Static at Radio One
An update has come out today on Radio One Inc. (ROIAK), in which senior media industry analyst Ann Northrop, CFA is stating her Hold rating on the company. We excerpted the following details:
'Radio One is diversifying into businesses outside its core radio operations, which longer-term could offset the effects of radio's secular decline. Together with Comcast (CMCSK), the company started the African-American cable TV network TV One, which is expected to be cash flow positive in 2008. It is also investing in online content and an Internet portal.
'However, meaningful contributions from cable, content and Internet investments will not likely happen until 2009, in our view, and acquisition possibilities are limited by the company's highly leveraged capital structure -- the leverage ratio stands at 7.1x.
'Meanwhile, Radio One's near-term outlook is weak as Spanish-formatted broadcasters continue to take away market share, with Los Angeles being particularly hard-hit. Although the radio station in Los Angeles has been reformatted, we think it will take at least a few quarters for the ratings to improve from its present one which is Hold.
'Radio One is diversifying into businesses that complement its core radio operations, which longer-term could offset the secular decline faced in radio. It is also investing in content, recently acquiring a controlling (51%) interest in Reach Media, owner of the Tom Joyner Morning Show, and purchasing Giant Magazine.
'Like most media companies, Radio One is also developing an Internet portal in an effort to tap the rapidly growing Internet market that is usurping advertisers from other media outlets. We initiate our coverage of the company with a Hold rating and a six-month target price of $2.25.'
Don't Chase Iron Mountain
The following excerpts explain why Zacks senior services sector analyst Steve Biggs, CFA recommends a Hold on the shares of Iron Mountain Incorporated (IRM), the business services provider:
'Iron Mountain posted strong Q3 results, and appears to be positioned for growth into the future. However, much of the company's growth has been through acquisitions, which involves integration risk and becomes more difficult as the company's revenue base grows as it will be required to make larger acquisitions. Moreover, we are concerned about IRM's rising debt level.

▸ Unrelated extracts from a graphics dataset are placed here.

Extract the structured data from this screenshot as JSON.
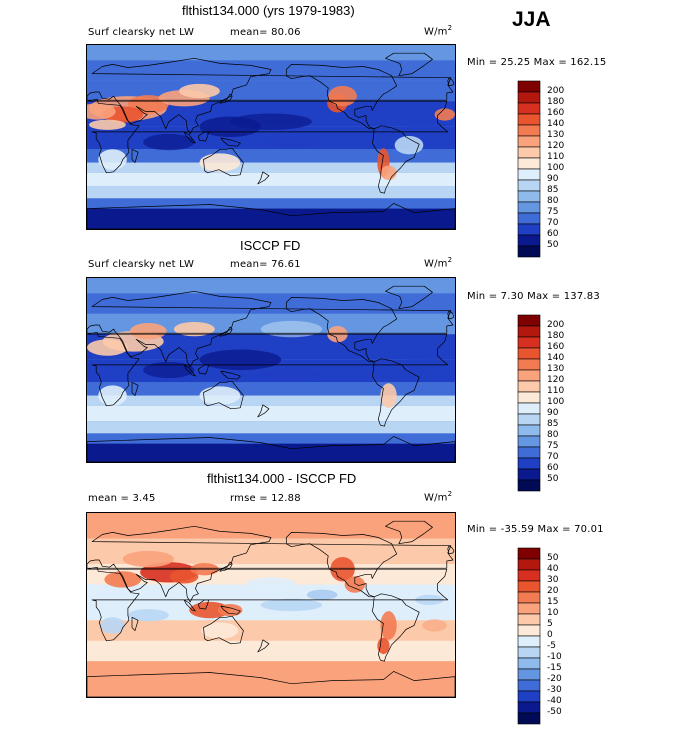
{
  "season": "JJA",
  "panels": [
    {
      "title": "flthist134.000 (yrs 1979-1983)",
      "left_label": "Surf clearsky net LW",
      "stat_text": "mean=  80.06",
      "units": "W/m",
      "units_sup": "2",
      "minmax": "Min =  25.25 Max = 162.15"
    },
    {
      "title": "ISCCP FD",
      "left_label": "Surf clearsky net LW",
      "stat_text": "mean=  76.61",
      "units": "W/m",
      "units_sup": "2",
      "minmax": "Min =   7.30 Max = 137.83"
    },
    {
      "title": "flthist134.000 - ISCCP FD",
      "left_label": "mean =   3.45",
      "stat_text": "rmse =  12.88",
      "units": "W/m",
      "units_sup": "2",
      "minmax": "Min = -35.59 Max =  70.01"
    }
  ],
  "chart_data": [
    {
      "type": "heatmap",
      "title": "flthist134.000 (yrs 1979-1983)",
      "field": "Surf clearsky net LW",
      "mean": 80.06,
      "min": 25.25,
      "max": 162.15,
      "colorbar_levels": [
        "200",
        "180",
        "160",
        "140",
        "130",
        "120",
        "110",
        "100",
        "90",
        "85",
        "80",
        "75",
        "70",
        "60",
        "50"
      ],
      "colorbar_colors": [
        "#7f0000",
        "#b2180e",
        "#d73020",
        "#e9552f",
        "#f37b52",
        "#f9a27c",
        "#fccaaa",
        "#fde9d8",
        "#dfeefb",
        "#b8d6f4",
        "#8fbbec",
        "#6596e2",
        "#3f6cd6",
        "#1f3fc4",
        "#0a1a8e",
        "#000a55"
      ]
    },
    {
      "type": "heatmap",
      "title": "ISCCP FD",
      "field": "Surf clearsky net LW",
      "mean": 76.61,
      "min": 7.3,
      "max": 137.83,
      "colorbar_levels": [
        "200",
        "180",
        "160",
        "140",
        "130",
        "120",
        "110",
        "100",
        "90",
        "85",
        "80",
        "75",
        "70",
        "60",
        "50"
      ],
      "colorbar_colors": [
        "#7f0000",
        "#b2180e",
        "#d73020",
        "#e9552f",
        "#f37b52",
        "#f9a27c",
        "#fccaaa",
        "#fde9d8",
        "#dfeefb",
        "#b8d6f4",
        "#8fbbec",
        "#6596e2",
        "#3f6cd6",
        "#1f3fc4",
        "#0a1a8e",
        "#000a55"
      ]
    },
    {
      "type": "heatmap",
      "title": "flthist134.000 - ISCCP FD",
      "mean": 3.45,
      "rmse": 12.88,
      "min": -35.59,
      "max": 70.01,
      "colorbar_levels": [
        "50",
        "40",
        "30",
        "20",
        "15",
        "10",
        "5",
        "0",
        "-5",
        "-10",
        "-15",
        "-20",
        "-30",
        "-40",
        "-50"
      ],
      "colorbar_colors": [
        "#7f0000",
        "#b2180e",
        "#d73020",
        "#e9552f",
        "#f37b52",
        "#f9a27c",
        "#fccaaa",
        "#fde9d8",
        "#dfeefb",
        "#b8d6f4",
        "#8fbbec",
        "#6596e2",
        "#3f6cd6",
        "#1f3fc4",
        "#0a1a8e",
        "#000a55"
      ]
    }
  ]
}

'With significant appreciation in IRM shares over the past several months, we would not chase the stock. Shares of Iron Mountain have appreciated significantly since the summer, driven by a better than expected Q3 and a strong outlook. With the rise in stock price, shares are currently trading at 43.5x our 2008 EPS estimate of $0.85, a discount to the industry mean.
'Direct industry comparisons are difficult since most of IRM's most relevant competitors are privately held, such as SunGard Data Systems, Lason, Inc, and SOURCECORP Incorporated. Iron Mountain is trading at a significant premium to its publicly traded peers.
'As long as the company continues to perform at a high level, we believe the shares can maintain their current valuation, and perhaps increase slightly, but would not chase the stock at current levels. Our new six-month target price of $39.00 reflects a P/E multiple of 45.9x our 2008 EPS estimate of $0.85 per share, slightly above current levels.